Edit: Oh qihoo360 is detecting it which is unexpected because I think Chinese antivirus will usually whitelist this site
using a multiple html file rar and scan in virscan.org: http://r.virscan.org/report/5db4de0b3a4ab3b94577e355f22409e9
In that case, I think the detection is most likely correct.
What about the second one?
hxxp://www.9669.com
Marked as unsafe by webrep module, blocked as URL:Mal
Again only avast detected the html file as HTML:RedirME-inf [Trj]
see: https://www.virustotal.com/en/file/4746e0a8a293a00a81bf011c8d402f7f674074437eae2c6499bff79645067cb1/analysis/1411293338/
I once saw on virustotal that it is marked as adult content by Dr. Web as well as their 1st android application download link out of the 3 link.
I am not getting any weird redirection or seeing any adult only part in the site. Doesn’t the detection mean a redirection exist on the page?
Shalla Secure Services: Requested entry cnzz.com was
found in /spyware/domains : cnzz dot com
found in /forum/urls : cnzz dot com/v3/
found in /tracker/urls : s6.cnzz dot com/stat.php v1.cnzz.com takes detection of the main domain.
Nameserver involved in Spamming: http://knujon.com/nameservers/NS1.NDNS.CN.html
Hi polonus,
I want to say something about all those cnzz website since you mention it here as well as in https://forum.avast.com/index.php?topic=154961.0 as a proof that some site contain malware.
cnzz itself is innocent. They are the most popular service for statistic of website traffic. The blacklist by malwaredomain is false because it start by seeing the site helping another website use by malware in China doing the website traffic statistic service.
Not to mention that it is confrim clean by avast as I mention before in post #3
Good we have posters like you here and good these questions are raised for the Chinese avast! user base also.
Well I agree with you that we should have right detection for the Chinese malware theater and FP on domains/IP should be excluded from general blocks.
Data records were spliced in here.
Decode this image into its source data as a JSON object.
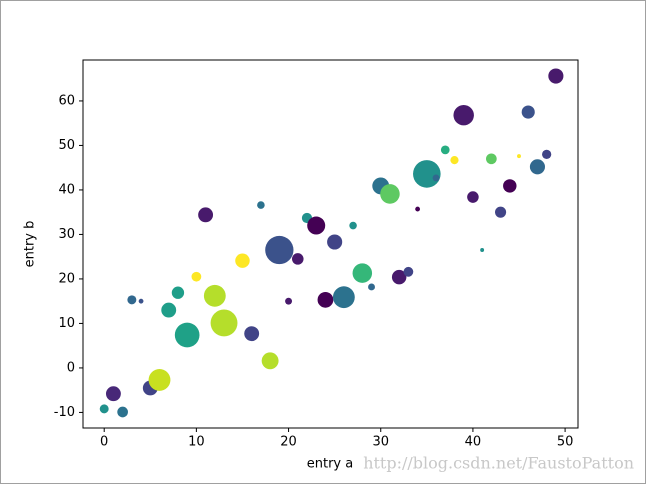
{
  "chart_data": {
    "type": "scatter",
    "xlabel": "entry a",
    "ylabel": "entry b",
    "x": [
      0,
      1,
      2,
      3,
      4,
      5,
      6,
      7,
      8,
      9,
      10,
      11,
      12,
      13,
      15,
      16,
      17,
      18,
      19,
      20,
      21,
      22,
      23,
      24,
      25,
      26,
      27,
      28,
      29,
      30,
      31,
      32,
      33,
      34,
      35,
      36,
      37,
      38,
      39,
      40,
      41,
      42,
      43,
      44,
      45,
      46,
      47,
      48,
      49
    ],
    "y": [
      -9.2,
      -5.8,
      -9.9,
      15.3,
      15.0,
      -4.5,
      -2.7,
      13.0,
      16.9,
      7.4,
      20.5,
      34.4,
      16.2,
      10.1,
      24.1,
      7.7,
      36.6,
      1.6,
      26.5,
      15.0,
      24.5,
      33.7,
      32.0,
      15.3,
      28.3,
      15.9,
      32.0,
      21.3,
      18.2,
      40.9,
      39.1,
      20.4,
      21.6,
      35.7,
      43.6,
      42.7,
      49.0,
      46.7,
      56.8,
      38.4,
      26.5,
      47.0,
      35.0,
      40.9,
      47.6,
      57.5,
      45.2,
      48.0,
      65.6
    ],
    "sizes": [
      42,
      116,
      60,
      42,
      12,
      116,
      250,
      116,
      80,
      320,
      50,
      116,
      250,
      380,
      110,
      116,
      30,
      150,
      420,
      25,
      70,
      55,
      170,
      130,
      120,
      250,
      30,
      200,
      25,
      150,
      200,
      110,
      50,
      12,
      400,
      25,
      40,
      35,
      220,
      70,
      8,
      60,
      65,
      95,
      8,
      90,
      120,
      45,
      120
    ],
    "colors": [
      "#21918c",
      "#482878",
      "#2c728e",
      "#31688e",
      "#3b528b",
      "#414487",
      "#c8e020",
      "#1f9e89",
      "#1f9e89",
      "#1fa187",
      "#fde725",
      "#481a6c",
      "#b5de2b",
      "#b5de2b",
      "#fde725",
      "#414487",
      "#2c728e",
      "#b5de2b",
      "#3b528b",
      "#481a6c",
      "#481a6c",
      "#21918c",
      "#440154",
      "#440154",
      "#414487",
      "#2c728e",
      "#21918c",
      "#35b779",
      "#31688e",
      "#2c728e",
      "#5ec962",
      "#481a6c",
      "#414487",
      "#440154",
      "#21918c",
      "#31688e",
      "#27ad81",
      "#fde725",
      "#481a6c",
      "#481a6c",
      "#21918c",
      "#5ec962",
      "#414487",
      "#440154",
      "#fde725",
      "#3b528b",
      "#31688e",
      "#414487",
      "#481a6c"
    ],
    "xlim": [
      -2.3,
      51.4
    ],
    "ylim": [
      -13.5,
      69.2
    ],
    "xticks": [
      0,
      10,
      20,
      30,
      40,
      50
    ],
    "yticks": [
      -10,
      0,
      10,
      20,
      30,
      40,
      50,
      60
    ]
  },
  "watermark": "http://blog.csdn.net/FaustoPatton"
}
The main cause for FP website detections are benign sites hosted in a suspicious or even malign environment. Various factors have to be taken into consideration to establish the true status of the site, like reputable/disreputable URL, malformed SLD, being on a malicious ASN, content on URL, brand name URL, all normal token URL, web page count iFrames/ zeroSize iFrames, hyperlinks, specific native java script functions, specific DNS features, reputation of website provider, specific DNS info (afraid dot org), FFSN exploits, look-up after TTL. Network properties, URL shortening, etc. etc.
See one of my examples here; https://forum.avast.com/index.php?topic=154554.msg1123863#msg1123863 (gave that link also in the Chinese sub-forums). Keep up the good work for our community. The long march just was started with one step taken and another one that followed that ;D .
I would definitely suggest hosting those sites on another server. Considering the amount of blocked URLs that share IPs with this one, it can be that the domain was blocked only because of this.